Without another word she turned off the burners, arranged our food on plates, and poured the strawberry concoction into two glasses. We sat on stools at the granite center island, eating in silence. "You can visit me in Rio or Buzios," she said finally.
"Buzios," I said. "As soon as I can get there." I meant it.
She took another bite, pushed her plate away. "This is a waste of time," she said.
I figured she was upset about my abrupt departure. I expected a scene.
She shrugged. "I don’t even like eggs." She peeled off her shirt, tossed it on the floor, and walked over to the bed.
I followed. I could not have predicted how close to losing everything the Bishop case would bring me, but I must have sensed it. Because as my eyes and hands and mouth traveled over Justine, I felt more than passion.
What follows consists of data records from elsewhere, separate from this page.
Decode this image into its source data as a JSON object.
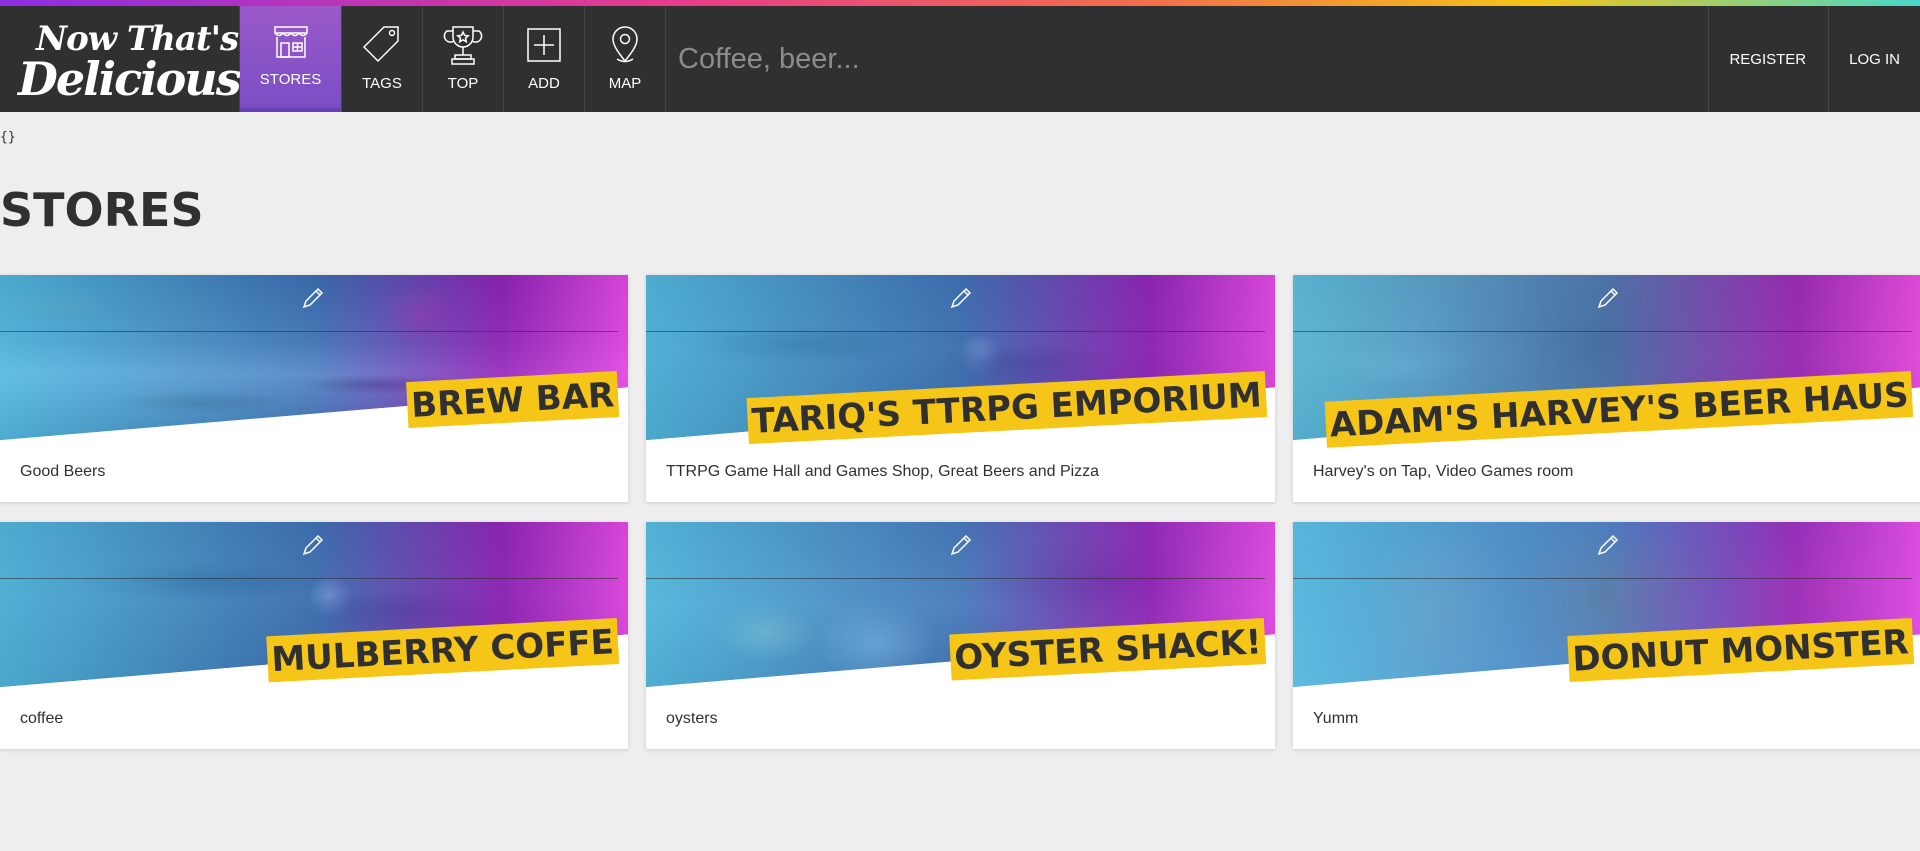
{
  "brand": {
    "line1": "Now That's",
    "line2": "Delicious!"
  },
  "nav": [
    {
      "label": "STORES",
      "icon": "store-icon",
      "active": true
    },
    {
      "label": "TAGS",
      "icon": "tag-icon"
    },
    {
      "label": "TOP",
      "icon": "trophy-icon"
    },
    {
      "label": "ADD",
      "icon": "add-icon"
    },
    {
      "label": "MAP",
      "icon": "map-pin-icon"
    }
  ],
  "search": {
    "placeholder": "Coffee, beer..."
  },
  "auth": {
    "register": "REGISTER",
    "login": "LOG IN"
  },
  "debug": "{}",
  "page_title": "STORES",
  "stores": [
    {
      "name": "BREW BAR",
      "description": "Good Beers",
      "scene": "pastry-counter"
    },
    {
      "name": "TARIQ'S TTRPG EMPORIUM",
      "description": "TTRPG Game Hall and Games Shop, Great Beers and Pizza",
      "scene": "cafe-tables"
    },
    {
      "name": "ADAM'S HARVEY'S BEER HAUS",
      "description": "Harvey's on Tap, Video Games room",
      "scene": "bread-board"
    },
    {
      "name": "MULBERRY COFFE",
      "description": "coffee",
      "scene": "cafe-tables"
    },
    {
      "name": "OYSTER SHACK!",
      "description": "oysters",
      "scene": "oysters"
    },
    {
      "name": "DONUT MONSTER",
      "description": "Yumm",
      "scene": "donut"
    }
  ],
  "colors": {
    "nav_bg": "#303030",
    "active_nav": "#7a4fc4",
    "title_highlight": "#f5c518",
    "page_bg": "#eeeeee"
  }
}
I felt the need to tap her spirit, to somehow use her aliveness to inoculate myself against death.
Chapter 3
Anderson and I took the forty-five-minute Cape Air flight out of Logan at 1:15 P.M. The nine-seat, single-pilot Cessna bounced a little in the wind, but gave us no big trouble and a pretty view of the sapphire blue Atlantic on approach. We came in low enough to glimpse the surfers at Cisco Beach and got an eyeful of the island’s sprawling, gray-shingled estates.
Nantucket, nicknamed the ‘Gray Lady,’ is actually three islands shaped like a fat boomerang, with a couple spits of land broken off one end. Legend attributes its formation to ashes which floated out of the pipe of the Indian giant Moshup, mythic guardian of the natives living on Cape Cod. But if Moshup was charged with protecting his creation and his people, he failed. During the 1700s, Quaker settlers from Massachusetts prevailed upon the kindly Wampanoag Indians to teach them who to fish Nantucket’s waters, hunt its fowl, and farm its soil. In turn, the settlers taught the Indians just enough reading, writing, and arithmetic to sell their land. The Indians learned so well and conveyed so many tracts that their livestock had nowhere left to graze. That loss, together with mainland imports of whiskey and tuberculosis, left Abraham Quary as the last male Nantucket Indian, when he died in 1854.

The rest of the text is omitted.